Bitcoin Market Health

Bitcoin saw some modest gains throughout Week 28, starting the week around $9070 and ending at $9260. Wednesday saw a brief spike above $9400, but this was quickly reversed on Thursday, leaving BTC to once again fluctuate around the $9200 mark.

Bitcoin on-chain fundamentals increased over Week 28, with GNI gaining 4 points, bringing it back up to a value of 60. While the Network Health and Liquidity subindices remained static, the increase in GNI was driven by a large jump in the Sentiment subindex.

Network Health stayed at 78 points this week. The network growth category lost some traction as adoption slowed slightly, while network activity conversely increased as a result of a higher number of active entities on-chain.

Liquidity also stayed consistent with the previous week, staying at 47 points. While transaction liquidity increased due to higher on-chain activity, trading liquidity decreased as BTC's exchange balance remained low.

Sentiment saw a massive 21 point increase, more than doubling its score and bringing it to 49 points. Saving behavior saw modest increases as hodlers acquired more BTC, but the main increase was in investor sentiment, which saw a 26 point increase as the amount of BTC in profit went up.


Glassnode Compass

During Week 28, the compass saw improvements both in terms of GNI and price performance, setting itself up for its 7th consecutive week in Regime 1.

Its continued presence in the bullish green zone is a sign of strong fundamentals for bitcoin.

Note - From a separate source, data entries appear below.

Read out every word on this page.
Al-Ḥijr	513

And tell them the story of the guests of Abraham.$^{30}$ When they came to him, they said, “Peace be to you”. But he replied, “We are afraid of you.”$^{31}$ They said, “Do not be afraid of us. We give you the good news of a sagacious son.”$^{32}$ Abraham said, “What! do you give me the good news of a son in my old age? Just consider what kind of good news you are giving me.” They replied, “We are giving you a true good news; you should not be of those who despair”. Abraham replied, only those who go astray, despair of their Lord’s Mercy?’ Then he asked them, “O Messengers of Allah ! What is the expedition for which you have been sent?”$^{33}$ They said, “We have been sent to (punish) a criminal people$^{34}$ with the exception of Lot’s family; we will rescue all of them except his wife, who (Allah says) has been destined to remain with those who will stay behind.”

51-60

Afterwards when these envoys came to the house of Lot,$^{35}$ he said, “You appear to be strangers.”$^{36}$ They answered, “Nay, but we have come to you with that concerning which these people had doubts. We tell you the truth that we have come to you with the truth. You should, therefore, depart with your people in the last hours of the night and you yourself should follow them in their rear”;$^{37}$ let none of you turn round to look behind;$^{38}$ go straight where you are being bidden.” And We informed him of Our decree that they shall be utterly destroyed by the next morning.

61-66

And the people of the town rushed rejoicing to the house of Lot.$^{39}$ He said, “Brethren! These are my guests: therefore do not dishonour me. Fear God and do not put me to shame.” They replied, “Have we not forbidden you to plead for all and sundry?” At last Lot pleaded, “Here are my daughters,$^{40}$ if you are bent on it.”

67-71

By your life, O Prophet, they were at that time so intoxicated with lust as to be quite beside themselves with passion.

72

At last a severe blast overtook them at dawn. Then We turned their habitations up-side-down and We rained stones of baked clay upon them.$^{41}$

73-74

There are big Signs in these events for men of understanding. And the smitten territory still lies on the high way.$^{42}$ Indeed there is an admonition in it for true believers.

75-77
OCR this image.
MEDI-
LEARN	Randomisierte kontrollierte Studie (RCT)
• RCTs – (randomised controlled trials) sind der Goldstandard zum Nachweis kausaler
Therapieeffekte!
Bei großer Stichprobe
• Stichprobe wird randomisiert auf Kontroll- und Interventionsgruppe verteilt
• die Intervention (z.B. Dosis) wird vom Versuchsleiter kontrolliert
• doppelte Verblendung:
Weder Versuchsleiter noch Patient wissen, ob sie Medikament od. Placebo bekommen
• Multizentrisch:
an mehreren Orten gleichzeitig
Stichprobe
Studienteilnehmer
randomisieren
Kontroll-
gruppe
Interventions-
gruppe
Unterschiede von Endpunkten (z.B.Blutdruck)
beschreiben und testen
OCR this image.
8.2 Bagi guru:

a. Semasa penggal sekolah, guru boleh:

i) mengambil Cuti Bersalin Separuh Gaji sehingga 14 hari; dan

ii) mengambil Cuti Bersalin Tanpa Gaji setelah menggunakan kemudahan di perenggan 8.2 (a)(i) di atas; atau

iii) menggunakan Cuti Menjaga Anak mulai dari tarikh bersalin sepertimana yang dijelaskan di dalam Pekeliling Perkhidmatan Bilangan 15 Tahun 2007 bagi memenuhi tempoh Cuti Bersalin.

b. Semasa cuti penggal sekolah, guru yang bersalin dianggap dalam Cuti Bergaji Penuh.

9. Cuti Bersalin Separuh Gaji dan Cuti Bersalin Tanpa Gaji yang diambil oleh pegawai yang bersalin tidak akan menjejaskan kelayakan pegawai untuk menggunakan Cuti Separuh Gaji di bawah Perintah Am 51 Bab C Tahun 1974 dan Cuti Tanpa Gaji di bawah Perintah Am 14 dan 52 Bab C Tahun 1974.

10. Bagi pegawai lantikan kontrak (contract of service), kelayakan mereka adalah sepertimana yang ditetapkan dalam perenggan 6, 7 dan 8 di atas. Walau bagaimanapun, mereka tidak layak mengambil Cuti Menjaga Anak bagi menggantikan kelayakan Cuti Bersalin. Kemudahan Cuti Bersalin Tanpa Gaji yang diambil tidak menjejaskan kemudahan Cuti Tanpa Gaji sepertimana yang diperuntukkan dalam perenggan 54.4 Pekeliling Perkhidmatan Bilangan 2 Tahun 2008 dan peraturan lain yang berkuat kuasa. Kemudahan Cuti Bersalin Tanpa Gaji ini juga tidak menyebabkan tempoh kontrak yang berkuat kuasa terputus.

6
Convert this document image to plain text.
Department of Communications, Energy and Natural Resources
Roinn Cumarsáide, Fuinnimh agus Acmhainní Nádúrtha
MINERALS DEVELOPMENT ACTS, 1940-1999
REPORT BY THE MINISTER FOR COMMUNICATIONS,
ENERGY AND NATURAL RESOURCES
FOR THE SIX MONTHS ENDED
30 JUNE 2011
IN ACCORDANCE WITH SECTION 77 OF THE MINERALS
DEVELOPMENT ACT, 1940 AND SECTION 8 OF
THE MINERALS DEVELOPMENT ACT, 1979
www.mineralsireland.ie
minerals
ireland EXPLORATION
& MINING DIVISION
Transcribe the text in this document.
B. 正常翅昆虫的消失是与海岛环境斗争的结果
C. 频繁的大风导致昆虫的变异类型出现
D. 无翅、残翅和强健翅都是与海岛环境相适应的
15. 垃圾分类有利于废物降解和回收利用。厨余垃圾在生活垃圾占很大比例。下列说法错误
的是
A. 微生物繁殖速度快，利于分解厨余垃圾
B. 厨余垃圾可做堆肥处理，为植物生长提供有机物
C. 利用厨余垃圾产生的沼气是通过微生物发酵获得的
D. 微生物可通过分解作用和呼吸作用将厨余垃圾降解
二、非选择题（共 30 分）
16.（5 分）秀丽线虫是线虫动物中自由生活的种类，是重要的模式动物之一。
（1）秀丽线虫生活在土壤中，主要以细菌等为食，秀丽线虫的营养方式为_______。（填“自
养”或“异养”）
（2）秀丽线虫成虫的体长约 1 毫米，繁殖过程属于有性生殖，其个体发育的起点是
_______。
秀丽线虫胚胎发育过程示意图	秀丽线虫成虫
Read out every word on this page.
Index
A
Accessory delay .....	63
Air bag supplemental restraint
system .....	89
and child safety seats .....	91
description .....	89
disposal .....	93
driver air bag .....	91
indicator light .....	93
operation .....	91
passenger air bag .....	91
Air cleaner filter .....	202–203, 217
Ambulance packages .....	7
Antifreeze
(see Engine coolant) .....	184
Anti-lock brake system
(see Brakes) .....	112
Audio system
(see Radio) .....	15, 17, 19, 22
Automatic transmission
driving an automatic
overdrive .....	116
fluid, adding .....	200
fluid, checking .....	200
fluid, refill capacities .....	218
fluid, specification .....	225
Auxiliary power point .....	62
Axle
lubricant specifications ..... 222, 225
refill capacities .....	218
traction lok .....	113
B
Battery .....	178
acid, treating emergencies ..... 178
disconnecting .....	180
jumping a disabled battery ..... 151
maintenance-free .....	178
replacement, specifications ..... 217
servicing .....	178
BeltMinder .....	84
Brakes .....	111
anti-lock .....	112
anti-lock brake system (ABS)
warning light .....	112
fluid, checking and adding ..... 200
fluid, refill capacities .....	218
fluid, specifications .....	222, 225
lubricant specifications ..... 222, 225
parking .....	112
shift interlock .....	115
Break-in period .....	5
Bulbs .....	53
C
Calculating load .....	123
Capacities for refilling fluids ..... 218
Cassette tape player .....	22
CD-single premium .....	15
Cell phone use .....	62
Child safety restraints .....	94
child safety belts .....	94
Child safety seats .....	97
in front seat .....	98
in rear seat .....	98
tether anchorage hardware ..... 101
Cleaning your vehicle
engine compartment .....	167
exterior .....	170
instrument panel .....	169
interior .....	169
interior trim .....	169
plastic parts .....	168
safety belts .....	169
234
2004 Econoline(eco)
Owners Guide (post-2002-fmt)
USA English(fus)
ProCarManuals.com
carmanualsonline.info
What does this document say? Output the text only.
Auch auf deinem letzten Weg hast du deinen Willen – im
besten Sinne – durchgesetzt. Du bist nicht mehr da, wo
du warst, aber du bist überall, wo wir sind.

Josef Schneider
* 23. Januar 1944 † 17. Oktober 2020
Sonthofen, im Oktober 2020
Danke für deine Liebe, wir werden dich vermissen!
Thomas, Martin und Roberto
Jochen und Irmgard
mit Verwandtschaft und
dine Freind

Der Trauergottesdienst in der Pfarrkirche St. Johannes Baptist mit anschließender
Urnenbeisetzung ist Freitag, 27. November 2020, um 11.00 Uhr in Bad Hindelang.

On-chain activity has been consistently high for the past several months, and while BTC's price has stayed uncharacteristically stable, it is still performing positively relative to the beginning of the year.

As noted in last week's issue, external market forces such as systemic uncertainty and unknown correlations with traditional markets may prevent BTC from breaking out at this stage, but signals remain strong nonetheless.


Stablecoin Supply is High Relative to BTC

Bitcoin's Stablecoin Supply Ratio is reaching new lows as more money flows into stablecoins.

This metric - representing the ratio between the supply of money in BTC and the supply of stablecoins - highlights the theoretical readiness of money to flow into BTC. The more money held in stablecoins, the higher the potential for a large inflow of capital into BTC on short notice.

As more money flows into stablecoins, this drives the SSR value down, representing an increased supply of stablecoins theoretically ready to flow into BTC.

Currently, for every dollar in BTC, there are 6.5 cents in stablecoins. This is comparatively high relative to values seen, for example, in early 2018 - when there were only 1.1 cents in stablecoins for every dollar in BTC. Theoretically, if all money in stablecoins were to flow into BTC, it would increase bitcoin's market cap by 6.5% (although in practice this would be more, as the increased demand would drive up the price of BTC).

However, while a low SSR is generally a bullish sign for bitcoin, purchasing BTC is of course not the only use case of stablecoins. With this rise in stablecoin supply, we might be seeing people preparing to buy into BTC en masse, but these funds may also be earmarked for another purpose, such as buying into the altcoin pump.

Or, alternatively, the rise in stablecoin supply might be only tangentially related to the crypto markets. In these uncertain times, we could be seeing the adoption of a new way of storing USD wealth. Bitcoin's price movements in the coming weeks may shed more light on where these stablecoins are heading, if they move at all.


Disclaimer: This report does not provide any investment advice. All data is provided for information purposes only. No investment decision shall be based on the information provided here and you are solely responsible for your own investment decisions.